Research (R)
Audie Gilchrist
Univeristy of Louisville
Louisville, Kentucky
Disclosure(s): No financial or nonfinancial relationships to disclose.
Emily Keller
University of Louisville
University of Louisville
Louisville, Kentucky
Disclosure(s): No financial or nonfinancial relationships to disclose.
Yonghee Oh, PhD
Assistant Professor
Department of Otolaryngology, HNS and Communicative Disorders, School of Medicine, University of Louisville
University of Louisville
Louisville, Kentucky
Disclosure(s): No financial or nonfinancial relationships to disclose.

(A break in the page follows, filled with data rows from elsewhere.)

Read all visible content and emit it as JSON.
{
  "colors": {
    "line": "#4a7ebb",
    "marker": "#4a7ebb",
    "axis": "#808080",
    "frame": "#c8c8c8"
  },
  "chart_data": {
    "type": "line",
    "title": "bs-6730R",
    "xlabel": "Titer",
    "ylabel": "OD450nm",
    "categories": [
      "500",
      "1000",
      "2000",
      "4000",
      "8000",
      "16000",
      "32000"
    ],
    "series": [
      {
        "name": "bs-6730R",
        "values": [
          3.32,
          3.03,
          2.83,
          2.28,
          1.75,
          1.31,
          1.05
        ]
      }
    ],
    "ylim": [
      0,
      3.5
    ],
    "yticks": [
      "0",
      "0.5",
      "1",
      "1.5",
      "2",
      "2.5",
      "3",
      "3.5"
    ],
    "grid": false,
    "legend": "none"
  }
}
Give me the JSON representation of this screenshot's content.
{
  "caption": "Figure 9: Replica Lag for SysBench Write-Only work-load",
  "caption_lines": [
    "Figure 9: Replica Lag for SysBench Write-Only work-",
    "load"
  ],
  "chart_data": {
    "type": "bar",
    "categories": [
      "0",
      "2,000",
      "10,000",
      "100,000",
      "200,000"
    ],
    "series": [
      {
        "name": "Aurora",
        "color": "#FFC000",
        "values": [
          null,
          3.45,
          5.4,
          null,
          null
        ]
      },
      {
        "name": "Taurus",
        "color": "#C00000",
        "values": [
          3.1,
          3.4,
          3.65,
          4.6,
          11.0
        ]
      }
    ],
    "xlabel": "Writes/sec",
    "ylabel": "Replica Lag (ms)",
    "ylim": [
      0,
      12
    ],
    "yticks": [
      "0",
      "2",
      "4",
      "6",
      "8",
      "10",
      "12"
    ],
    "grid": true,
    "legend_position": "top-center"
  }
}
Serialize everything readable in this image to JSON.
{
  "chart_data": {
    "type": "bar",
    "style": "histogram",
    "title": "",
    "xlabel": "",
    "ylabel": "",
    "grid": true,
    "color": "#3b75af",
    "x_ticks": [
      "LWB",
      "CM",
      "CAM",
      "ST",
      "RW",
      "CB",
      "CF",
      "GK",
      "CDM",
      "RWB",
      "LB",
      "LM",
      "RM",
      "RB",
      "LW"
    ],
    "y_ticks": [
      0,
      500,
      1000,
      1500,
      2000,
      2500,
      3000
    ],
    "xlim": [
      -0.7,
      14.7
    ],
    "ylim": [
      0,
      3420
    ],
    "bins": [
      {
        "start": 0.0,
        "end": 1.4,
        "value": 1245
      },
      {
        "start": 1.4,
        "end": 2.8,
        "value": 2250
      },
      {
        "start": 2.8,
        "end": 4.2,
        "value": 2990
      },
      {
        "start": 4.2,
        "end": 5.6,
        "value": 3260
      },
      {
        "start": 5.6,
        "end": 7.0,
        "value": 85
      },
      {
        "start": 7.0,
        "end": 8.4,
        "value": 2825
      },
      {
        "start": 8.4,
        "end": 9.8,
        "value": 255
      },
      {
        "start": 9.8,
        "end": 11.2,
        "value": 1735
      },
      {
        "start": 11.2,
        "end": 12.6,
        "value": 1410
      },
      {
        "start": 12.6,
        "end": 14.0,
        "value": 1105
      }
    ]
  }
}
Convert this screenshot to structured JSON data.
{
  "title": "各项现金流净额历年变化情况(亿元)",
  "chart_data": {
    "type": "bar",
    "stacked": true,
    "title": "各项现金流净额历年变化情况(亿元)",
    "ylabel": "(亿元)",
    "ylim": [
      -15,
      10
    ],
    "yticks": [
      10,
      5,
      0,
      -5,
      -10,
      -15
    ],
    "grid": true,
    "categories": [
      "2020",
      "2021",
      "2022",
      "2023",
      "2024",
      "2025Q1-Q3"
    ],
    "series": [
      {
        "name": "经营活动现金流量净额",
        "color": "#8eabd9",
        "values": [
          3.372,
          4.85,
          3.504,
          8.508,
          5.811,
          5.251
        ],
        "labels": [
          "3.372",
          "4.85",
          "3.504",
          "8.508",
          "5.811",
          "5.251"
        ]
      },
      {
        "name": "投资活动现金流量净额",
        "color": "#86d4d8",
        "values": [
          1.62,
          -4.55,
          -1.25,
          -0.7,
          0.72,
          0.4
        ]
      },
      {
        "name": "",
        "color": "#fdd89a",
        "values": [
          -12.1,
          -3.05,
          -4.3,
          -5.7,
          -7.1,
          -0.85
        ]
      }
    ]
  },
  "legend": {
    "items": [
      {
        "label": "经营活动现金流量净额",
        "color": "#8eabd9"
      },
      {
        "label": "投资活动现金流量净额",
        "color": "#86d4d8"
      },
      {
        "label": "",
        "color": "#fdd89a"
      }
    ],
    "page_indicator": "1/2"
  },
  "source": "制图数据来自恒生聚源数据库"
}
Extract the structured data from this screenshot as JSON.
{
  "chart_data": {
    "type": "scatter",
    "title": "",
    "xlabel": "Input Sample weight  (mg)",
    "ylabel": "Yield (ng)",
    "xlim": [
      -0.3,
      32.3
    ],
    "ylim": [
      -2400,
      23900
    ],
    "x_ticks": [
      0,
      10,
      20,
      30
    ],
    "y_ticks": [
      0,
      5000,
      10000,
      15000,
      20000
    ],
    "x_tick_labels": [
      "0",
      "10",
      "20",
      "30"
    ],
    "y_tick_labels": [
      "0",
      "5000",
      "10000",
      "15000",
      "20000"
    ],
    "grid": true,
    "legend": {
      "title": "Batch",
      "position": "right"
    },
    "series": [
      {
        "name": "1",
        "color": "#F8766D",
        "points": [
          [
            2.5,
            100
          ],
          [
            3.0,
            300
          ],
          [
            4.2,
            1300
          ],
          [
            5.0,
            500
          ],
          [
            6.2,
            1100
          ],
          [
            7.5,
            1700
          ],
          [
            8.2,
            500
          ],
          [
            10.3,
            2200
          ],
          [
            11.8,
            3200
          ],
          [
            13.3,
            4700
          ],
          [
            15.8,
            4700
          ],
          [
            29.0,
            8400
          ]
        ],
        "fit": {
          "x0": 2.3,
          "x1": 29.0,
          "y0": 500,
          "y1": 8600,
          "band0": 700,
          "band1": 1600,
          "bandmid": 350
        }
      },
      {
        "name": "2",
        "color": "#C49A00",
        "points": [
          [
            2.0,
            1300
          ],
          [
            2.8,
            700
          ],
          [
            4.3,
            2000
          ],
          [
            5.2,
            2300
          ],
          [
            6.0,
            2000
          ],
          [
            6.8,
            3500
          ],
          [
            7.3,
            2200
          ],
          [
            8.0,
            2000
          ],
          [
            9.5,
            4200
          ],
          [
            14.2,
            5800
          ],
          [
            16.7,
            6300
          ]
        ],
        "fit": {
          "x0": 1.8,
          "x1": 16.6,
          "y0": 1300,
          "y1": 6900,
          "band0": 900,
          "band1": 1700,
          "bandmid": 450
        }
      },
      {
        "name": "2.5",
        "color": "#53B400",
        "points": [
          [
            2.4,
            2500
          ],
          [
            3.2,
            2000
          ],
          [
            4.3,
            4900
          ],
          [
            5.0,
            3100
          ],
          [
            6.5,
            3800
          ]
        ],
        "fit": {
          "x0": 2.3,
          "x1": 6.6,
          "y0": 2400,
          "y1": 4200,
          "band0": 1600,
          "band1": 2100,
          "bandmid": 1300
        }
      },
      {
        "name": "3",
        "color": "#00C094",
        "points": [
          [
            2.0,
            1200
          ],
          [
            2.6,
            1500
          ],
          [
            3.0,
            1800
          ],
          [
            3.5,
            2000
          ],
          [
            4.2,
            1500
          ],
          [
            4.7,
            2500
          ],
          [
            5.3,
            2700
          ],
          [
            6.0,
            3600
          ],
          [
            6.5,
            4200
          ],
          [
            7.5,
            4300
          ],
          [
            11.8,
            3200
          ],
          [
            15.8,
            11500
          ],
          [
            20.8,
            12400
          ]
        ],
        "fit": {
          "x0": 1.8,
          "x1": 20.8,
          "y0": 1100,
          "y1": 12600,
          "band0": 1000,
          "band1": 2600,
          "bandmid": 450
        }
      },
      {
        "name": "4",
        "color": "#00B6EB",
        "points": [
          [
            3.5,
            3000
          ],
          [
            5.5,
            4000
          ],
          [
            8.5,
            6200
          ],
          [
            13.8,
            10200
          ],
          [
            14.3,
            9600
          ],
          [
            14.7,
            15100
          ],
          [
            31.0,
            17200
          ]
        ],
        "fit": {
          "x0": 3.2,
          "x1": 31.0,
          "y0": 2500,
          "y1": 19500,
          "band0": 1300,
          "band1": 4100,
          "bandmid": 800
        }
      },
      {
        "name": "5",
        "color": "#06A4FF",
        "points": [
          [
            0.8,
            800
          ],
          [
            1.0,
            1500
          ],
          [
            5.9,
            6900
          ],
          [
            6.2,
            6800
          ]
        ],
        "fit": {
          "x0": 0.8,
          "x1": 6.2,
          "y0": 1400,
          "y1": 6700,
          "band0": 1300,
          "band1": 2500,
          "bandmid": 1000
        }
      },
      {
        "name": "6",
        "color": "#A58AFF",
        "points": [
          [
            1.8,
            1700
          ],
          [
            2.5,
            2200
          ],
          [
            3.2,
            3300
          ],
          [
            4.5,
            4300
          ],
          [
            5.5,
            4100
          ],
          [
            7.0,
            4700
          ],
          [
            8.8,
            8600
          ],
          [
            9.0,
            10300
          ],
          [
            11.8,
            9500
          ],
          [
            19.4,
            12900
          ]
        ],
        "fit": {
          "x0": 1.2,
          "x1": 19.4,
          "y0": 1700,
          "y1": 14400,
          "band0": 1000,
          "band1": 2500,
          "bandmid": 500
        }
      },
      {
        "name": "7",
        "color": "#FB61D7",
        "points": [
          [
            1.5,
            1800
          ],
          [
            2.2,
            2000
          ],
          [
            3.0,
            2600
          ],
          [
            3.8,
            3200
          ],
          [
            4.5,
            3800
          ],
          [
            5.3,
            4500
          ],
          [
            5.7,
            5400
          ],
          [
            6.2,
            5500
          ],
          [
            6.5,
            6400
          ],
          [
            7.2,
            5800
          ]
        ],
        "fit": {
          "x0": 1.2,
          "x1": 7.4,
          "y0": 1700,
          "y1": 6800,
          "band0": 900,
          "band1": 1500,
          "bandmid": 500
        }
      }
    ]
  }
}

Speech perception abilities are enhanced with the addition of multisensory information that coincides with the speech stimulus. Our previous studies demonstrated the positive effects of visual cues on speech perception abilities in noise. The current study aimed to explore the effects of a tactile stimulus on speech perception ability in noise. Additionally, the study aimed to identify the optimal temporal characteristics (modulation rate and depth) as well as the signal-to-noise ratio (SNR) at which the individuals benefited the most. Results revealed optimal benefit with a 10 Hz modulation rate and 75% modulation depth at intermediate SNRs (-9 to -3 dB).
Summary:
Rationale/Purpose
The inputs delivered to different sensory organs provide us with complementary information about the environment. A series of our previous studies demonstrated that presenting abstract visual information of speech envelopes substantially improves speech perception ability in normal hearing (NH) listeners (Oh et al., 2022; 2023). The purpose of this study was to expand this audiovisual speech perception to the tactile domain and to delineate the signal-to-noise ratio (SNR) conditions under which tactile presentations of the acoustic amplitude envelopes have their most significant impact on speech perception.
Methods
Ten young NH adults (age 20-24 years) participated in speech-in-noise recognition measurements in auditory-only and auditory-tactile conditions. For the auditory stimuli, two different speech materials were used as target sentences (Harvard sentences, IEEE, 1969) and a simultaneous speech-shaped noise (SSN) masker in our experiment. The target speech level was fixed at individual comfortable levels and presented in various levels of the masker from -12 to 0 dB SNR. Acoustic amplitude envelopes of target signals were extracted in various modulation parameters (rate: 4, 10, and 30 Hz; depth: 0%, 25%, 50%, 75%, and 100%). For the tactile stimuli, the extracted target envelopes were temporally synchronized with the amplitude of vibrotactile stimuli with the pulse width modulation technique (Barr, 2001). Auditory stimuli were delivered via a frequency-equalized loudspeaker, positioned in the front hemifield at a distance of 1 m from the center of the listener’s head. Vibrotactile stimuli were delivered via a DC vibration motor to the left index finger of participants. The subjects were instructed to pay attention to the target sentences and make their answer. Sentence recognition results in the auditory-tactile condition were compared to those in the auditory-only condition.
Results/Conclusions
Average results showed that adding a temporally synchronized tactile cue to the auditory signal did provide significant improvements in speech recognition (2 to 25%) abilities compared to audio-only stimulation. Especially, there was a special zone at more intermediate SNRs (-9 to -3 dB) where auditory-tactile integration results in substantial benefits. Another finding is that the maximum improvement in speech-in-noise performance was observed when the vibrotactile cue synced with the acoustic amplitude envelope modulated at a 10-Hz modulation rate and 75% modulation depth compared to the audio-only condition. Our findings suggest that multisensory interactions are fundamentally important for speech perception processing in NH listeners, especially at the intermediate SNR levels. The outcome of this multisensory speech processing highly depends on temporal coherence characteristics between multimodal sensory inputs. This suggests that a multisensory integration process in speech perception requires salient temporal cues to enhance speech perception ability in noisy environments.